In Italië waren er meer uitbraken van de pest in de 16e eeuw, maar de 17e-eeuwse uitbraken rond 1630 en van 1656-1657 waren bij verre de hevigste, met hogere mortaliteitspercentages. Tijdens deze eeuw zou 30 tot 35% van de Noord-Italiaanse bevolking en 30 tot 43% van de Zuid-Italiaanse (Napels) overlijden aan de pest. Dat is meer dan ergens anders in Europa. Dit zorgde voor een opmerkelijke demografische terugval in Italië.
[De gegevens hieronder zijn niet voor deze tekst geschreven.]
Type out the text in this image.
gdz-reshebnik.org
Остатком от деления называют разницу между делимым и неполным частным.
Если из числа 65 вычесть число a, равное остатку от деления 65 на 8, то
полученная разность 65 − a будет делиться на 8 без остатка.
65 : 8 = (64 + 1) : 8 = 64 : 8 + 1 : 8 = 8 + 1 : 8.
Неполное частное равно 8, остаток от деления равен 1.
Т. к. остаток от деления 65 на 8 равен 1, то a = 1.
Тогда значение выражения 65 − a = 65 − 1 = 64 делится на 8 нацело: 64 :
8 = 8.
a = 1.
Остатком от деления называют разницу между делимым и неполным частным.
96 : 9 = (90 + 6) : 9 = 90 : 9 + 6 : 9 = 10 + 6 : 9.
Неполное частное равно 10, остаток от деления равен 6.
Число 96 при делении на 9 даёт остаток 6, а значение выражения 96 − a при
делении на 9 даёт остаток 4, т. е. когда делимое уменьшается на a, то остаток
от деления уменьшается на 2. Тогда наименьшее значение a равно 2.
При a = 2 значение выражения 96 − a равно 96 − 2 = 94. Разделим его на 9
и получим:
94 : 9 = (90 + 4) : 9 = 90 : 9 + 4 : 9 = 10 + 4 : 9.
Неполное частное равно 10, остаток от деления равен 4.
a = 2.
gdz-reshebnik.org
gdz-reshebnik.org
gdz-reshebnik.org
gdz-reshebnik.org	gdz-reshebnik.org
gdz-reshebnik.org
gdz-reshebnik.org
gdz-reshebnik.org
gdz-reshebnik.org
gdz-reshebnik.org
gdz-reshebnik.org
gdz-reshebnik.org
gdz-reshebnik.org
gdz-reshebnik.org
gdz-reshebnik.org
Het noorden van Italië had 50 tot 60 jaar nodig om qua bevolkingsaantal te herstellen van de epidemie van 1630. Opmerkelijk was dat de pest tijdens deze epidemie even hevig toesloeg in de rurale gemeenschappen als in de steden. Deze twee grote pestepidemieën ondermijnden ook verder de economische toestand van de Italiaanse staten.

  1. Hoofdstukken XXXI tot XXXIII en de appendix Storia della colonna infame
  2. De Mantuaanse Successieoorlog werd gevoerd tussen 1628 en 1631.